それを目の当たりににした爛 春犂は目を見開き、全 思風は舌打ちをした。
「第二階級は腐敗しない。妖力すら、溜め始めるんだ。当然、第一級よりは強くなるよ」
それでも修練を積んだ者ならば、問題なく倒せると伝える。
「問題はその上……第三級ぐらいからが、厄介なんだ。第二級までは肌の色は、何とか人間らしさを保つ事ができる。だけど第三級になると……」
ほらと、ある殭屍に視線をやった。彼が見つめた先には肌色の者など、ひとりもいはしない。いるのは草のように緑に染められた肌をした、不気味な何かだった。
その不気味な何かは口々に『鍵、奪え。子供、手に入れろ』と、呪文のように連呼している。
「あいつらは知性が戻りつつある。個体にもよるけど、生前の記憶の一部が戻っていたりもするんだ」
──正直な話、第三級なんて雑魚なんだよね。厄介なのは第五級ぐらいからだ。あそこまで到達すると、陽の光を恐れなくなる。簡単にひねり潰せはするけど……
そういう問題ではないのだ。
彼にとって、階級云々は二の次。一番重要なのは殭屍が何を狙っているのか。これだった。
「ともかくさ。私が闘ってる最中に、やつらが隙をついて小猫の元に行く可能性がある。そうなってしまってからでは遅い」
云っている意味がわかるだろうと、目に圧をこめる。
爛 春犂は、ぐっと拳を握った。焔に歠まれてもなおも動く殭屍を見、続いて荷車へと視線を走らせる。
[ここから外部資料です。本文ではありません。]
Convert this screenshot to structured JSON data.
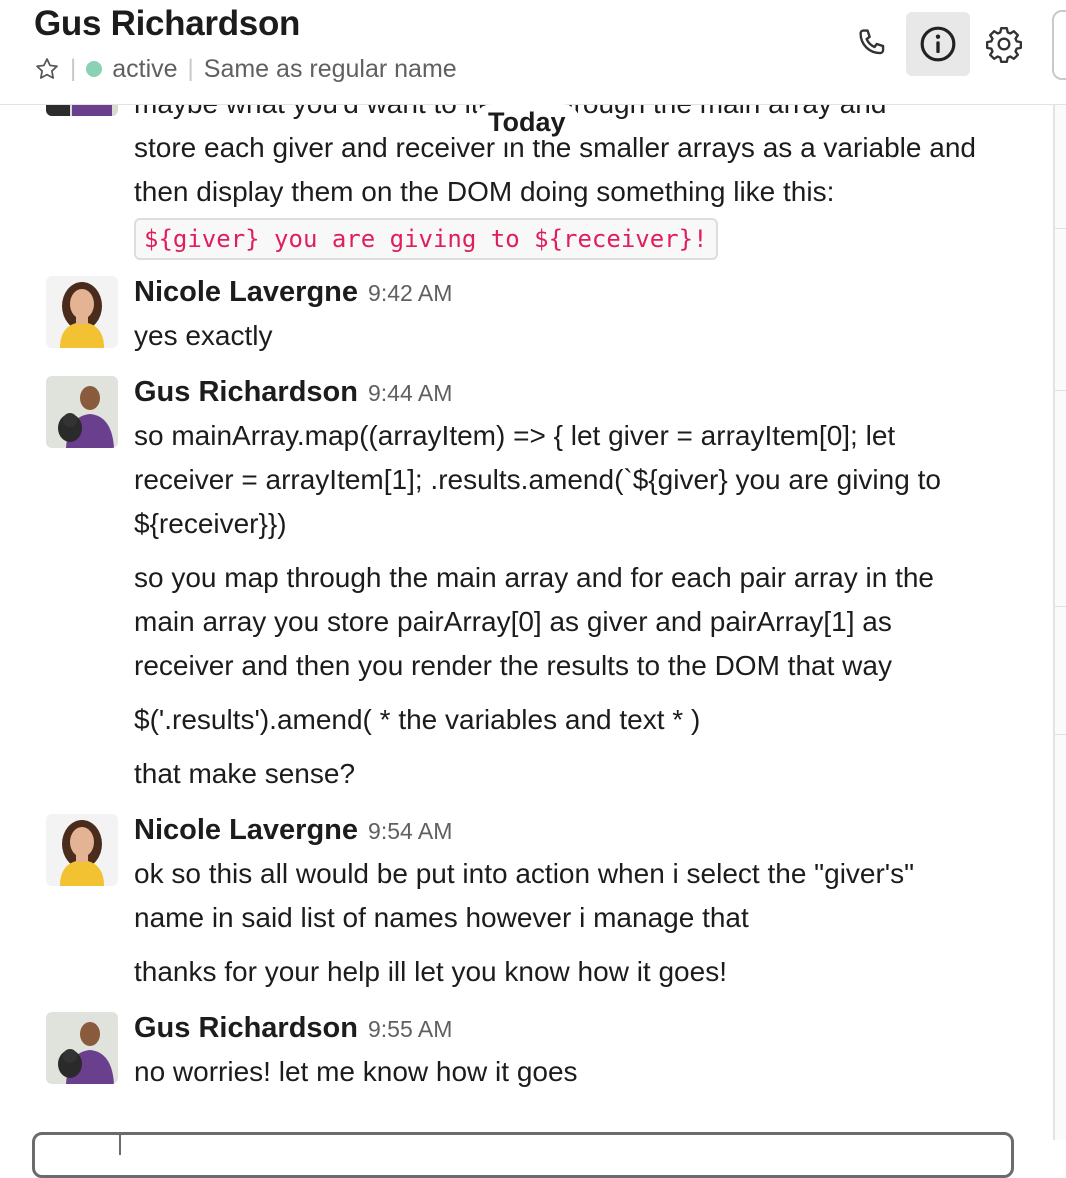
{
  "header": {
    "title": "Gus Richardson",
    "status": "active",
    "subtitle": "Same as regular name",
    "icons": {
      "star": "star-icon",
      "call": "phone-icon",
      "info": "info-icon",
      "settings": "gear-icon"
    },
    "presence_color": "#2bac76"
  },
  "divider": {
    "label": "Today"
  },
  "messages": [
    {
      "lines": [
        "maybe what you'd want to iterate through the main array and",
        "store each giver and receiver in the smaller arrays as a variable and",
        "then display them on the DOM doing something like this:"
      ],
      "code": "${giver} you are giving to ${receiver}!"
    },
    {
      "sender": "Nicole Lavergne",
      "time": "9:42 AM",
      "lines": [
        "yes exactly"
      ]
    },
    {
      "sender": "Gus Richardson",
      "time": "9:44 AM",
      "lines": [
        "so mainArray.map((arrayItem) => { let giver = arrayItem[0]; let",
        "receiver = arrayItem[1]; .results.amend(`${giver} you are giving to",
        "${receiver}})",
        "so you map through the main array and for each pair array in the",
        "main array you store pairArray[0] as giver and pairArray[1] as",
        "receiver and then you render the results to the DOM that way",
        "$('.results').amend(  * the variables and text * )",
        "that make sense?"
      ]
    },
    {
      "sender": "Nicole Lavergne",
      "time": "9:54 AM",
      "lines": [
        "ok so this all would be put into action when i select the \"giver's\"",
        "name in said list of names however i manage that",
        "thanks for your help ill let you know how it goes!"
      ]
    },
    {
      "sender": "Gus Richardson",
      "time": "9:55 AM",
      "lines": [
        "no worries! let me know how it goes"
      ]
    }
  ],
  "colors": {
    "code_text": "#e01e5a",
    "timestamp": "#616061",
    "text": "#1d1c1d"
  }
}
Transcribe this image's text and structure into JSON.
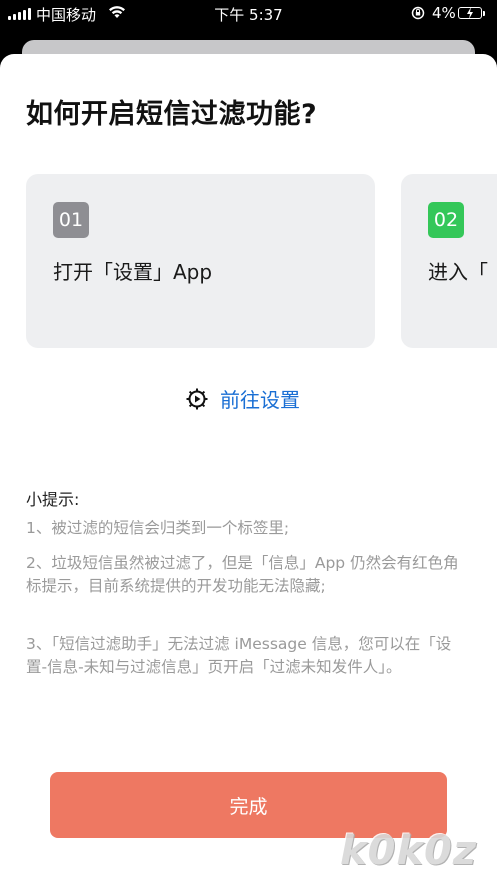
{
  "status_bar": {
    "carrier": "中国移动",
    "time": "下午 5:37",
    "battery": "4%"
  },
  "sheet": {
    "title": "如何开启短信过滤功能?",
    "steps": [
      {
        "number": "01",
        "text": "打开「设置」App",
        "color": "#8e8e93"
      },
      {
        "number": "02",
        "text": "进入「",
        "color": "#34c759"
      }
    ],
    "settings_link": "前往设置",
    "tips_title": "小提示:",
    "tips": [
      "1、被过滤的短信会归类到一个标签里;",
      "2、垃圾短信虽然被过滤了，但是「信息」App 仍然会有红色角标提示，目前系统提供的开发功能无法隐藏;",
      "3、「短信过滤助手」无法过滤 iMessage 信息，您可以在「设置-信息-未知与过滤信息」页开启「过滤未知发件人」。"
    ],
    "done_button": "完成"
  },
  "watermark": "k0k0z",
  "colors": {
    "accent_link": "#1a6fd4",
    "done_button": "#ee7862",
    "step_card": "#eeeff1"
  }
}
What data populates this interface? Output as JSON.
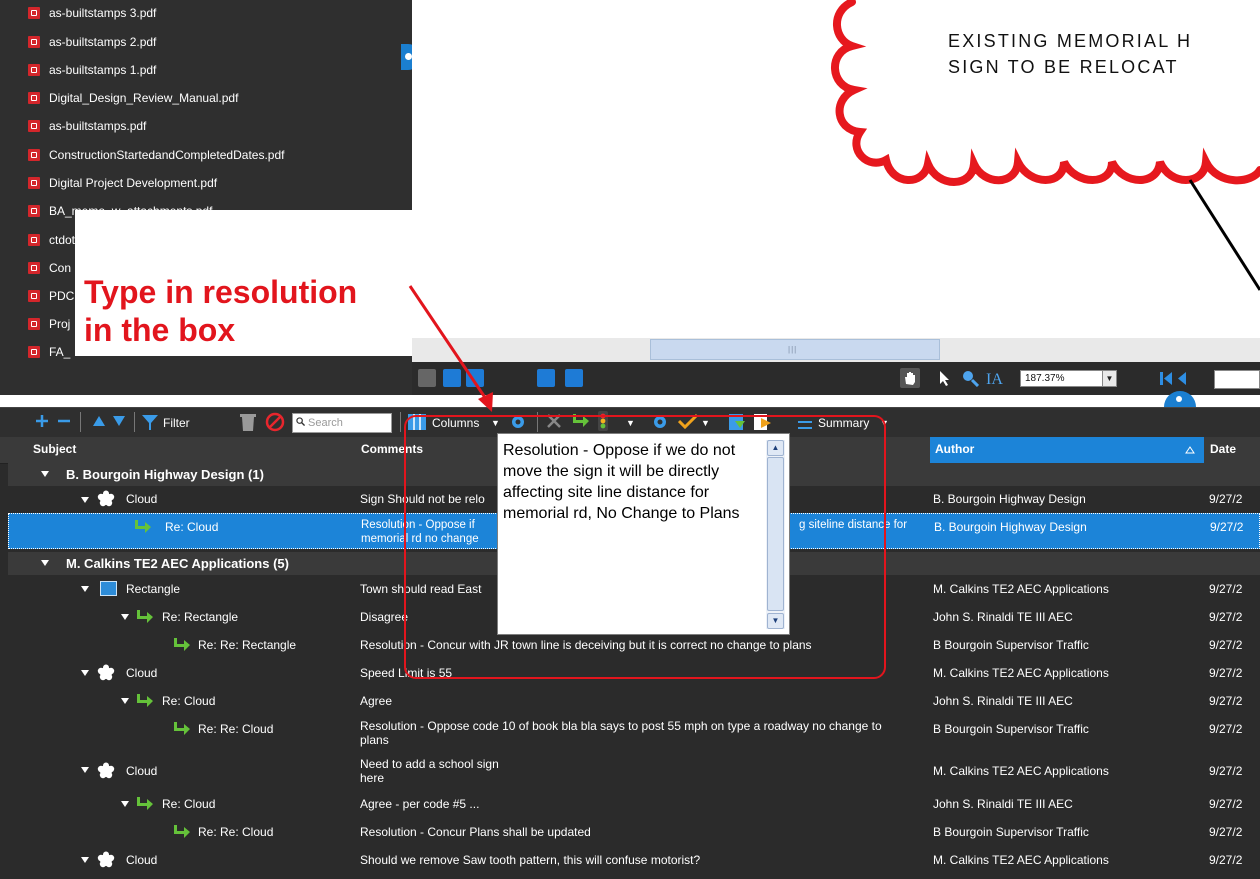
{
  "files": [
    "as-builtstamps 3.pdf",
    "as-builtstamps 2.pdf",
    "as-builtstamps 1.pdf",
    "Digital_Design_Review_Manual.pdf",
    "as-builtstamps.pdf",
    "ConstructionStartedandCompletedDates.pdf",
    "Digital Project Development.pdf",
    "BA_memo_w_attachments.pdf",
    "ctdot",
    "Con",
    "PDC",
    "Proj",
    "FA_"
  ],
  "drawing": {
    "line1": "EXISTING MEMORIAL H",
    "line2": "SIGN TO BE RELOCAT",
    "scroll_grip": "|||"
  },
  "viewer": {
    "zoom": "187.37%"
  },
  "toolbar": {
    "filter_label": "Filter",
    "search_placeholder": "Search",
    "columns_label": "Columns",
    "summary_label": "Summary"
  },
  "columns": {
    "subject": "Subject",
    "comments": "Comments",
    "author": "Author",
    "date": "Date"
  },
  "groups": [
    {
      "label": "B. Bourgoin Highway Design (1)"
    },
    {
      "label": "M. Calkins TE2 AEC Applications (5)"
    }
  ],
  "rows": [
    {
      "subject": "Cloud",
      "comments": "Sign Should not be relo",
      "author": "B. Bourgoin Highway Design",
      "date": "9/27/2"
    },
    {
      "subject": "Re: Cloud",
      "comments": "Resolution - Oppose if",
      "comments_right": "g siteline distance for",
      "comments_line2": "memorial rd no change",
      "author": "B. Bourgoin Highway Design",
      "date": "9/27/2"
    },
    {
      "subject": "Rectangle",
      "comments": "Town should read East",
      "author": "M. Calkins TE2 AEC Applications",
      "date": "9/27/2"
    },
    {
      "subject": "Re: Rectangle",
      "comments": "Disagree",
      "author": "John S. Rinaldi TE III AEC",
      "date": "9/27/2"
    },
    {
      "subject": "Re: Re: Rectangle",
      "comments": "Resolution - Concur with JR town line is deceiving but it is correct no change to plans",
      "author": "B Bourgoin Supervisor Traffic",
      "date": "9/27/2"
    },
    {
      "subject": "Cloud",
      "comments": "Speed Limit is 55",
      "author": "M. Calkins TE2 AEC Applications",
      "date": "9/27/2"
    },
    {
      "subject": "Re: Cloud",
      "comments": "Agree",
      "author": "John S. Rinaldi TE III AEC",
      "date": "9/27/2"
    },
    {
      "subject": "Re: Re: Cloud",
      "comments": "Resolution - Oppose code 10 of book bla bla says to post 55 mph on type a roadway no change to plans",
      "author": "B Bourgoin Supervisor Traffic",
      "date": "9/27/2"
    },
    {
      "subject": "Cloud",
      "comments": "Need to add a school sign here",
      "author": "M. Calkins TE2 AEC Applications",
      "date": "9/27/2"
    },
    {
      "subject": "Re: Cloud",
      "comments": "Agree - per code #5 ...",
      "author": "John S. Rinaldi TE III AEC",
      "date": "9/27/2"
    },
    {
      "subject": "Re: Re: Cloud",
      "comments": "Resolution - Concur Plans shall be updated",
      "author": "B Bourgoin Supervisor Traffic",
      "date": "9/27/2"
    },
    {
      "subject": "Cloud",
      "comments": "Should we remove Saw tooth pattern, this will confuse motorist?",
      "author": "M. Calkins TE2 AEC Applications",
      "date": "9/27/2"
    }
  ],
  "popup": {
    "text": "Resolution - Oppose if we do not move the sign it will be directly affecting site line distance for memorial rd, No Change to Plans"
  },
  "callout": {
    "line1": "Type in resolution",
    "line2": "in the box"
  },
  "colors": {
    "accent": "#1c84d8",
    "annotation": "#e2151d",
    "pdf_icon": "#d3262b"
  }
}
化け物たちが求めている子供は荷台の中にいるようで、出てくる気配はなかった。
「……心得た」
瞳をきつくしめ、荷車へ向かって走り出す。
全 思風は男を眺め終えると、殭屍たちへと向き直った。
黒い焔を全身に纏わせ、片口を上げる。
「本当はお前らなんて、一瞬で消せるんだ。でも……」
瞳を朱く滾らせた。不敵よりも残酷な笑みを浮かべ、焔の勢いを強くする。
「小猫を狙った事だけは許さない。お前たち全員……」
前髪をかき上げた。鋭く、絶対零度の声が轟く。
普通の殭屍よりも強いであろう第三級の化け物たちは、彼の気迫に恐怖していった。それでも彼は怒りを収めることをしない。
「死ねよ──」
表情をなくした冥王としての口が、ひやりと動いた。